In a rare public interview hosted by The Free Press at Lincoln Center, Supreme Court Justice Amy Coney Barrett addressed the state of the Constitution, historical tensions between the judiciary and the presidency, and the internal culture of the Court following the Dobbs leak.

Barrett, appointed in 2020 at the age of 48, acknowledged her unique path to the Court — coming from Notre Dame Law School rather than the Ivy League, and entering with a primarily academic background. 

She said little about the contentious confirmation process that accompanied her appointment, but her comments throughout the interview made clear that she sees the work of a justice as fundamentally nonpartisan.

When asked whether the country is in a constitutional crisis, Barrett was clear: “I think the Constitution is alive and well,” she said, later adding, “I think that our country remains committed to the rule of law. I think we have functioning courts. I think a constitutional crisis would clearly be one in which the rule of law crumbled.”

She acknowledged the country’s divisions, but framed them in historical perspective. From the Vietnam War era to the Civil Rights Movement, America has endured fierce internal strife. 

“We’ve had times in this country where we have been bitterly divided, and we have come out stronger for it,” she noted.

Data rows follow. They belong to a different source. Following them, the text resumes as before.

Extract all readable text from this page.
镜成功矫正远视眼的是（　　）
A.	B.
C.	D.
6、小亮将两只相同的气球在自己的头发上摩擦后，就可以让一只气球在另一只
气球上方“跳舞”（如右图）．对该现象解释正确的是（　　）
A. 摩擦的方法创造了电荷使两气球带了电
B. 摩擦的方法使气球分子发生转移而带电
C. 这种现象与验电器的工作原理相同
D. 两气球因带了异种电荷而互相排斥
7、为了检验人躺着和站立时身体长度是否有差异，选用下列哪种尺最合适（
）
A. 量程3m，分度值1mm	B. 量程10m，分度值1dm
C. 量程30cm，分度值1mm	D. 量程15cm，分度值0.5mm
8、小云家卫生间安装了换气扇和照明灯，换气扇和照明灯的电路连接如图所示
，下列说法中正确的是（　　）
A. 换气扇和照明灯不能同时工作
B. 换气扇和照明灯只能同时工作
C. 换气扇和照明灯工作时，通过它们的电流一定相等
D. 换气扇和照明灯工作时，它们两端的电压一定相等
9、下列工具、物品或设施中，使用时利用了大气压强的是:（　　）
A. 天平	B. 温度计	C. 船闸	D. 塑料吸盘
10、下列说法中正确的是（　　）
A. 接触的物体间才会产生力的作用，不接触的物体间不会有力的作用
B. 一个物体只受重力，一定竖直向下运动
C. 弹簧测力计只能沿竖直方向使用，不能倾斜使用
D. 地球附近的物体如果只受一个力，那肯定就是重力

Asked about President Donald Trump’s suggestion that “rogue judges” might be defied, Barrett didn’t reference him directly, but contextualized the moment within a long history of presidential clashes with the judiciary. 

She pointed to Andrew Jackson, Abraham Lincoln, and Franklin D. Roosevelt as examples, noting, “This is a dance that we’ve seen before.”

On the leak of the Dobbs decision in 2022, which overturned Roe v. Wade, Barrett said it was “shocking” and “a huge breach of trust.” 

Describing the Court as a close-knit institution where justices and staff refer to one another as a “family,” she admitted the leak altered internal dynamics. 

“I personally have worked hard not to let it change or make me paranoid, change the way that I relate, because I think one of the beautiful things about the way that the court operates is the trust that we have,” she said. “But, you know, you’re looking over your shoulder.”

Barrett has been described in the press as both a conservative crusader and, more recently, the “last best hope” for liberals on the court. She brushed off those labels. 

“Judges wear black robes because we are not partisan,” she said. “We’re not wearing red and blue robes.” The left-right lens, she added, is “just the wrong way to think about the law.”

Zeale News reported that Barrett recently published a memoir Listening to the Law: Reflections on the Court and Constitution, where she considers the intersection of faith, conscience, and the rule of law. Rejecting the idea that religious belief disqualifies one from impartial judgment, she pointed out that moral conviction is a universal human reality — religious or not. 

“Fortunately for the health of our country,” she wrote in her book, “People of faith are not the only Americans with firm convictions about right and wrong.”